UniversalDependencies / UD_English-GUM

Other
30 stars 4 forks source link

Conjunct wrongly attached to prepositions #41

Open martinpopel opened 2 years ago

martinpopel commented 2 years ago

There are 94 sentences in GUM found by the following Udapi query: cat *.conllu | udapy -TM util.Mark node='node.deprel=="conj" and node.parent.deprel in ("mark","case") and node.is_nonprojective()' | less -R

The conjunct depends non-projectively on a preposition (or subordinating conjunction), such as in the following example:

# sent_id = GUM_voyage_athens-2
...
   │ ╭──────────────────────┮ of ADP case
   │ ┢─╼ Classical ADJ amod │
   ┡─┶ Greece PROPN nmod    │
   │                        │ ╭─╼ , PUNCT punct
   │                        │ ┢─╼ and CCONJ cc
   │                        │ ┢─╼ therefore ADV advmod
   │                        │ ┢─╼ of ADP case
   │                        │ ┢─╼ Western ADJ amod
   │                        ╰─┶ civilization NOUN conj

It seems that in all these cases the same preposition is repeated ("of X and of Y"). The restriction to non-projective constructions is needed to filer out phrases such as "before and after", which are parsed correctly.

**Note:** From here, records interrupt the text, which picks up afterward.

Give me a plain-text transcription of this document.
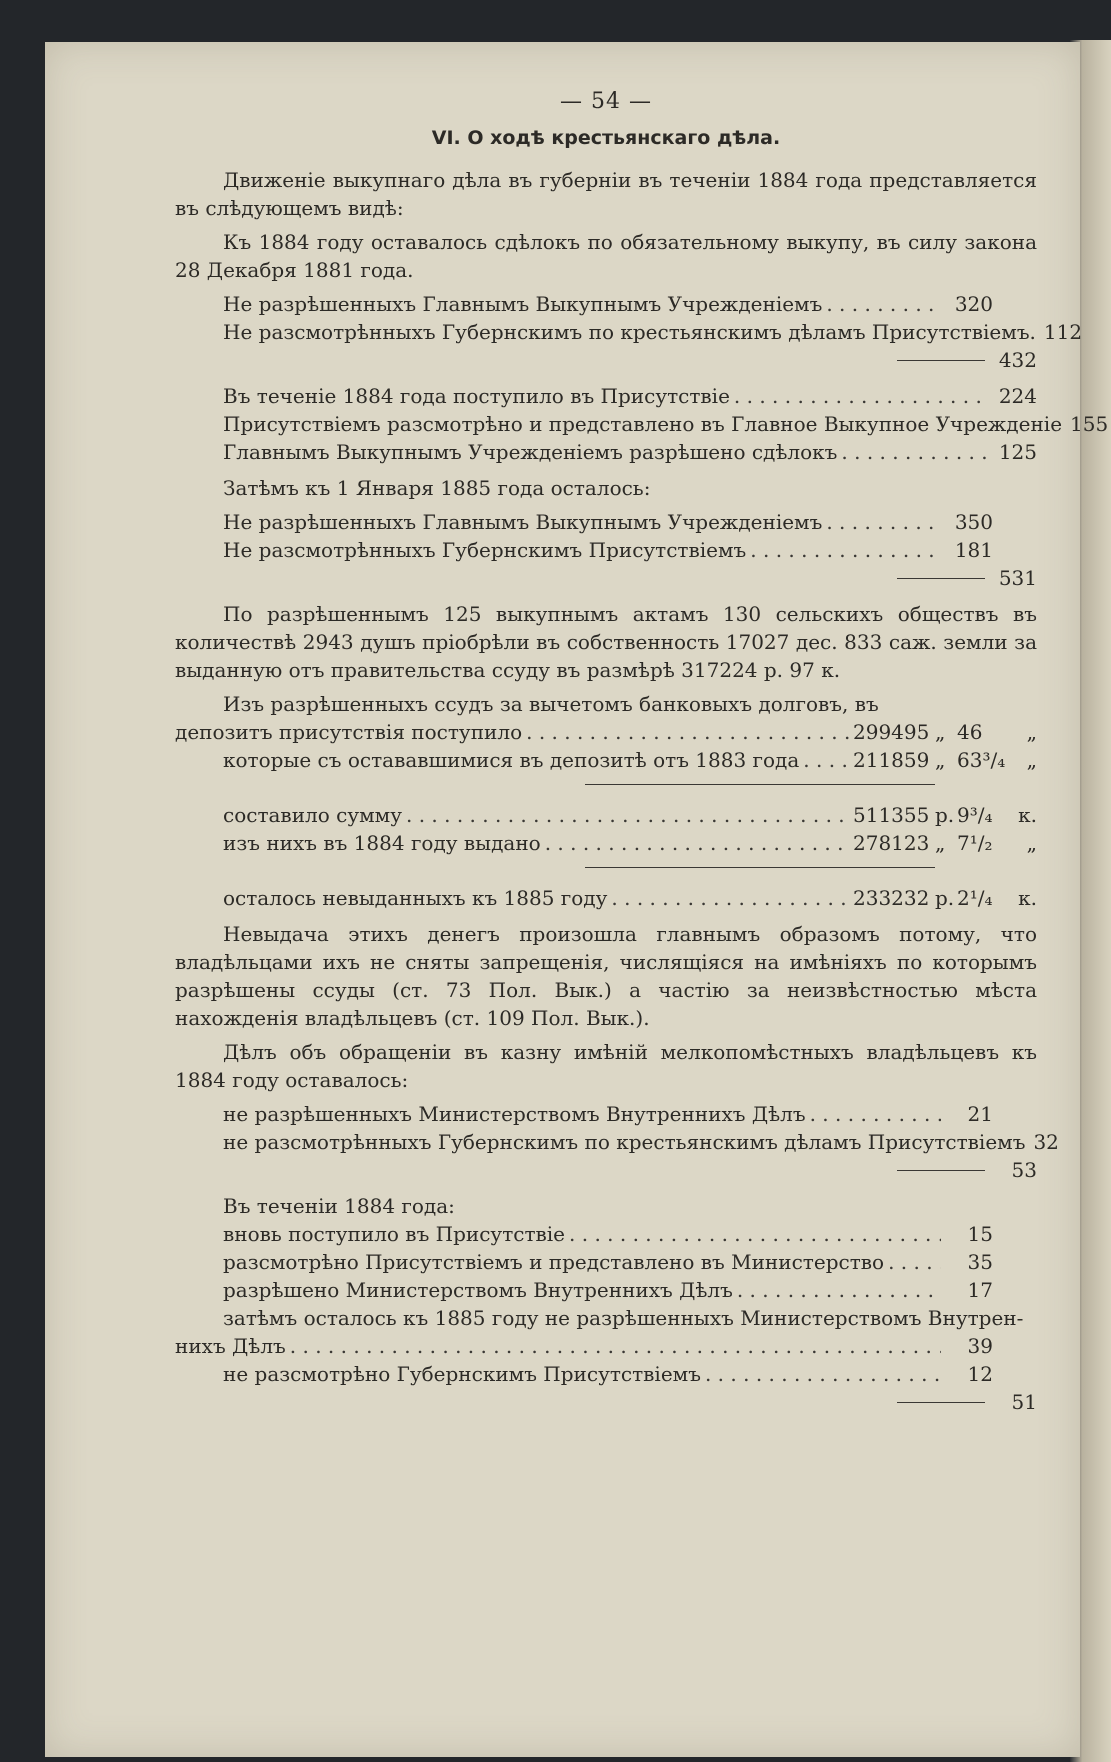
— 54 —
VI. О ходѣ крестьянскаго дѣла.

Движеніе выкупнаго дѣла въ губерніи въ теченіи 1884 года представляется въ слѣдующемъ видѣ:

Къ 1884 году оставалось сдѣлокъ по обязательному выкупу, въ силу закона 28 Декабря 1881 года.

Не разрѣшенныхъ Главнымъ Выкупнымъ Учрежденіемъ . . .	320
Не разсмотрѣнныхъ Губернскимъ по крестьянскимъ дѣламъ Присутствіемъ. 112
432
Въ теченіе 1884 года поступило въ Присутствіе . . .	224
Присутствіемъ разсмотрѣно и представлено въ Главное Выкупное Учрежденіе 155
Главнымъ Выкупнымъ Учрежденіемъ разрѣшено сдѣлокъ . . .	125

Затѣмъ къ 1 Января 1885 года осталось:

Не разрѣшенныхъ Главнымъ Выкупнымъ Учрежденіемъ . . .	350
Не разсмотрѣнныхъ Губернскимъ Присутствіемъ . . .	181
531

По разрѣшеннымъ 125 выкупнымъ актамъ 130 сельскихъ обществъ въ количествѣ 2943 душъ пріобрѣли въ собственность 17027 дес. 833 саж. земли за выданную отъ правительства ссуду въ размѣрѣ 317224 р. 97 к.

Изъ разрѣшенныхъ ссудъ за вычетомъ банковыхъ долговъ, въ

депозитъ присутствія поступило . . .	299495 „ 46	„
которые съ остававшимися въ депозитѣ отъ 1883 года . . .	211859 „ 63³/₄	„
составило сумму . . .	511355 р. 9³/₄	к.
изъ нихъ въ 1884 году выдано . . .	278123 „ 7¹/₂	„
осталось невыданныхъ къ 1885 году . . .	233232 р. 2¹/₄	к.

Невыдача этихъ денегъ произошла главнымъ образомъ потому, что владѣльцами ихъ не сняты запрещенія, числящіяся на имѣніяхъ по которымъ разрѣшены ссуды (ст. 73 Пол. Вык.) а частію за неизвѣстностью мѣста нахожденія владѣльцевъ (ст. 109 Пол. Вык.).

Дѣлъ объ обращеніи въ казну имѣній мелкопомѣстныхъ владѣльцевъ къ 1884 году оставалось:

не разрѣшенныхъ Министерствомъ Внутреннихъ Дѣлъ . . .	21
не разсмотрѣнныхъ Губернскимъ по крестьянскимъ дѣламъ Присутствіемъ 32
53

Въ теченіи 1884 года:

вновь поступило въ Присутствіе . . .	15
разсмотрѣно Присутствіемъ и представлено въ Министерство . . .	35
разрѣшено Министерствомъ Внутреннихъ Дѣлъ . . .	17
затѣмъ осталось къ 1885 году не разрѣшенныхъ Министерствомъ Внутрен-
нихъ Дѣлъ . . .	39
не разсмотрѣно Губернскимъ Присутствіемъ . . .	12
51
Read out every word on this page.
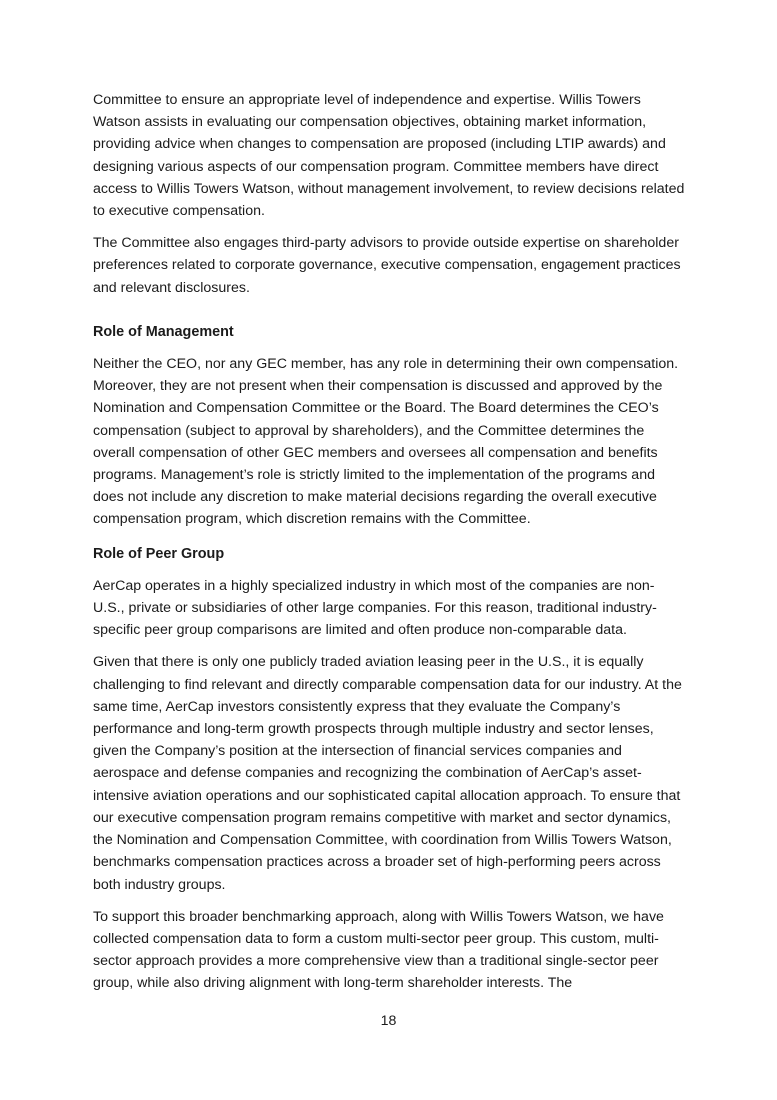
Committee to ensure an appropriate level of independence and expertise. Willis Towers Watson assists in evaluating our compensation objectives, obtaining market information, providing advice when changes to compensation are proposed (including LTIP awards) and designing various aspects of our compensation program. Committee members have direct access to Willis Towers Watson, without management involvement, to review decisions related to executive compensation.

The Committee also engages third-party advisors to provide outside expertise on shareholder preferences related to corporate governance, executive compensation, engagement practices and relevant disclosures.

Role of Management

Neither the CEO, nor any GEC member, has any role in determining their own compensation. Moreover, they are not present when their compensation is discussed and approved by the Nomination and Compensation Committee or the Board. The Board determines the CEO’s compensation (subject to approval by shareholders), and the Committee determines the overall compensation of other GEC members and oversees all compensation and benefits programs. Management’s role is strictly limited to the implementation of the programs and does not include any discretion to make material decisions regarding the overall executive compensation program, which discretion remains with the Committee.

Role of Peer Group

AerCap operates in a highly specialized industry in which most of the companies are non-U.S., private or subsidiaries of other large companies. For this reason, traditional industry-specific peer group comparisons are limited and often produce non-comparable data.

Given that there is only one publicly traded aviation leasing peer in the U.S., it is equally challenging to find relevant and directly comparable compensation data for our industry. At the same time, AerCap investors consistently express that they evaluate the Company’s performance and long-term growth prospects through multiple industry and sector lenses, given the Company’s position at the intersection of financial services companies and aerospace and defense companies and recognizing the combination of AerCap’s asset-intensive aviation operations and our sophisticated capital allocation approach. To ensure that our executive compensation program remains competitive with market and sector dynamics, the Nomination and Compensation Committee, with coordination from Willis Towers Watson, benchmarks compensation practices across a broader set of high-performing peers across both industry groups.

To support this broader benchmarking approach, along with Willis Towers Watson, we have collected compensation data to form a custom multi-sector peer group. This custom, multi-sector approach provides a more comprehensive view than a traditional single-sector peer group, while also driving alignment with long-term shareholder interests. The

18
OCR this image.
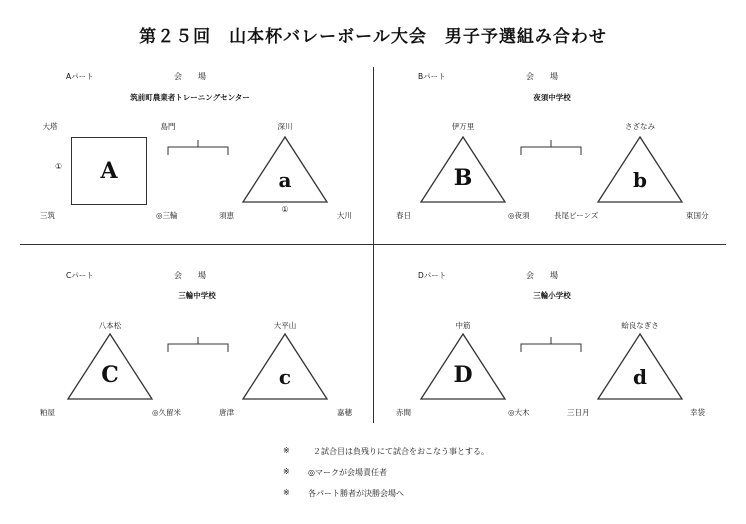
第２５回　山本杯バレーボール大会　男子予選組み合わせ
Aパート	会　　場
筑前町農業者トレーニングセンター
大塔	島門	深川
A
①
a
①
三筑	◎三輪	須恵	大川
Bパート	会　　場
夜須中学校
伊万里	さざなみ
B	b
春日	◎夜須	長尾ビーンズ	東国分
Cパート	会　　場
三輪中学校
八本松	大平山
C	c
粕屋	◎久留米	唐津	嘉穂
Dパート	会　　場
三輪小学校
中筋	蛤良なぎさ
D	d
赤間	◎大木	三日月	幸袋
※	２試合目は負残りにて試合をおこなう事とする。
※ ◎マークが会場責任者
※ 各パート勝者が決勝会場へ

These cases can be automatically fixed (after confirming my expectation that all are errors of this type) using udapy -s util.Eval node='if node.deprel=="conj" and node.parent.deprel in ("mark","case") and node.is_nonprojective(): node.parent = node.parent.parent' < old.conllu > fixed.conllu

nschneid commented 2 years ago

Not exactly the same query but I think it is similar: coordination between an ADP and a non-ADP

martinpopel commented 2 years ago

Yes, the pattern { X-[conj]->Y; X[upos=ADP]; Y[upos<>ADP] } Grew-match query is similar. It misses one case of "due/ADJ/case to/ADP/fixed" and it includes several projective cases like "at, or close/ADV/conj to", which are parsed correctly.

That said, now I see my query should also include the node.upos!="ADP" condition, so the result does not include "with medicine or without", which is parsed correctly, despite being non-projective.

amir-zeldes commented 2 years ago

Thanks for catching - by pure coincidence I ran into the same issue while doing consistency checks for the upcoming GUM8 data, so it will be repaired soon! I'm pretty sure this is an artefact from an uncaught conversion error when GUM switched from SD to UD about 4 years ago, so it probably only occurs in the older part of the corpus.